Modern anarchism is imbued with countless contradictions. While small-a anarchists are slowly incorporating ideas and practices learned from indigenous allies into their modes of organizing or alternative communities, the main trace in the written literature has been the emergence of a sect of Primitivists, a notoriously contentious crew who call for the complete abolition of industrial civilization, and, in some cases, even agriculture.(6.) Still, it is only a matter of time before this older, either/or logic begins to give way to something more resembling the practice of consensus-based groups.

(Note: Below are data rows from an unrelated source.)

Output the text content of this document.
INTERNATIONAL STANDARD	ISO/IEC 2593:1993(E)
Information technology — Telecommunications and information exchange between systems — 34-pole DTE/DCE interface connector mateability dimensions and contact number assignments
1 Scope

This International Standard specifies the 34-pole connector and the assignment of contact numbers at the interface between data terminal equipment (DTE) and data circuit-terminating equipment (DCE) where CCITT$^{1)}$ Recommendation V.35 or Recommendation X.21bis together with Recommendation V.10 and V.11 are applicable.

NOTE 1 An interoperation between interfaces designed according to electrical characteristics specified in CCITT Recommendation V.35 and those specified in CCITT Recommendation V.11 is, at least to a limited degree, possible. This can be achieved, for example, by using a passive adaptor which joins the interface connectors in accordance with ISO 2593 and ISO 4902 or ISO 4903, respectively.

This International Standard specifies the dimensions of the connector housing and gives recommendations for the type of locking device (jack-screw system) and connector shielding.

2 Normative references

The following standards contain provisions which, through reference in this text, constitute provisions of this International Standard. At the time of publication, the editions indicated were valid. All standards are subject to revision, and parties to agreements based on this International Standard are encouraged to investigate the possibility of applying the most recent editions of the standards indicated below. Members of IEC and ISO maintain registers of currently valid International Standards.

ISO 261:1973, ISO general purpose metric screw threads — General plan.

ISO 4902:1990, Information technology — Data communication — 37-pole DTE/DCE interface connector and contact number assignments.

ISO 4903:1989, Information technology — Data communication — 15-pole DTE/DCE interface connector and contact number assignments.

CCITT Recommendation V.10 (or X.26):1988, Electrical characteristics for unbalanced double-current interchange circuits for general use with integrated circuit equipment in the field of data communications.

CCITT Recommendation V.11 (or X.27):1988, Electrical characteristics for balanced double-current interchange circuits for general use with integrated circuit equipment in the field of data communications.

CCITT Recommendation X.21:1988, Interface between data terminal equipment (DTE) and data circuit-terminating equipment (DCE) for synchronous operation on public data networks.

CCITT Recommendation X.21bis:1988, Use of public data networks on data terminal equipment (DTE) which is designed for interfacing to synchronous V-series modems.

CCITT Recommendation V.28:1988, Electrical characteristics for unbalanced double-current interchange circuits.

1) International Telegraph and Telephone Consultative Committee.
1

That's so "I'm ok, you're ok" pomo activist trash.

And how does he seem to hate Foucault? One passage from one essay talking about french professors founding marxist schools?

ftony

16 years 10 months ago

In reply to by libcom.org

Submitted by ftony on July 19, 2007

none of that means he's pomo. it just means he's liberal.

the book was called fragments of an anarchist anthropology because there was no real anarchist anthropology out there and he was clutching at bits and bobs that could be reworked into an anarchist anthropology.

he also criticises foucault when he talks about how F sees state power as shifting from a discourse of external violence to a discourse of internalised control. and then he goes on to argue against it.

Antieverything

16 years 10 months ago

In reply to by libcom.org

Submitted by Antieverything on July 20, 2007

I've finally found the holy grail of internet flame-wars. I am truly in awe!